During the PHE, the Centers for Medicare & Medicaid Services did not enforce certain CLIA regulations, provided that laboratories followed the specific parameters outlined in CLIA PHE guidance. CMS also relaxed or changed policies and procedures to provide more flexibility within the CLIA regulations and highlighted flexibilities that already existed.
The exercise of some of these enforcement discretions and broad flexibilities will be terminated by the end of the PHE, as they were intended to address the acute and extraordinary circumstances of a rapidly evolving pandemic and not replace existing requirements.

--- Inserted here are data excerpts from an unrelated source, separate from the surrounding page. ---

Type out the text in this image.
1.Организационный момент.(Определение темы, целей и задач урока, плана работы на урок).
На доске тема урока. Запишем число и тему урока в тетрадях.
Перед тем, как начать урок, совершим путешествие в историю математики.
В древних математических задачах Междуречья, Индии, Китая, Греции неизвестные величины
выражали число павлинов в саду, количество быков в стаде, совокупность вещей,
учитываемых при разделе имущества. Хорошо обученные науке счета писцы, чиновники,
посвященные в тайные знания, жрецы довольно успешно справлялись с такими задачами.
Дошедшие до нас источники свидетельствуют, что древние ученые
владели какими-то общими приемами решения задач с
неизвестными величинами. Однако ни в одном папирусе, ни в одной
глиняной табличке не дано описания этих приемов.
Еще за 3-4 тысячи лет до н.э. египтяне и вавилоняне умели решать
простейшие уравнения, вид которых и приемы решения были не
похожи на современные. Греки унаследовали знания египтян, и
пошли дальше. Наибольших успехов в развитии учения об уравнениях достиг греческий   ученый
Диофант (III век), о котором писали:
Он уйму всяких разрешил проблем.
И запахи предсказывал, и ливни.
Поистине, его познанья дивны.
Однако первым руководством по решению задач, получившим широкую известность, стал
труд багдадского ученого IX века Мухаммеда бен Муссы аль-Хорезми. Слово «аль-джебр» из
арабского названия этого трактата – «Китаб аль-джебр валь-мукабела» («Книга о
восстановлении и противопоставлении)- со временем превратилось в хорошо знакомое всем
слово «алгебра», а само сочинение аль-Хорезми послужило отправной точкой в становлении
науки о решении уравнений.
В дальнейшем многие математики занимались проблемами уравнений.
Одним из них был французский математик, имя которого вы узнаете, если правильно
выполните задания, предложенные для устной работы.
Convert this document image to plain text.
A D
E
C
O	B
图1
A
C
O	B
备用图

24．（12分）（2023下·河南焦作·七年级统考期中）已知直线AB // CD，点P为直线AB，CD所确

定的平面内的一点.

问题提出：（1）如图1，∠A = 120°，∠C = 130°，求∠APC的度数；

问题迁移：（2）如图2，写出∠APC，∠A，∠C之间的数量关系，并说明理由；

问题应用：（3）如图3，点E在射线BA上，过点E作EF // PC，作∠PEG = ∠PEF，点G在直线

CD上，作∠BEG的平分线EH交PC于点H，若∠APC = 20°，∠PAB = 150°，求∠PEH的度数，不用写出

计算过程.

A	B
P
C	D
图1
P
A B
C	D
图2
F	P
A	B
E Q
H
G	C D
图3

CMS exercised certain enforcement discretions and flexibilities that, while useful during the initial response to COVID-19, are no longer needed. In determining whether to continue the exercise of these enforcement discretions and flexibilities, CMS considered impacts on the communities we serve, including underserved communities, and the potential barriers and opportunities the exercise of these enforcement discretions and flexibilities created. To ensure the accuracy, reliability, and timeliness of laboratory results, CMS has determined that it will no longer excuse noncompliance with certain CLIA regulatory requirements once the PHE has terminated.
Memorandum Summary:
- CMS only has authority to require reporting of SARS-CoV-2 test results until the end of the Federal PHE declaration. As a result, the CLIA requirement for laboratories to report SARS-CoV-2 test results will expire with the termination of the PHE.
- CMS is clarifying the post-PHE status of the temporary exercise of enforcement discretion and other flexibilities CMS utilized during the COVID-19 PHE.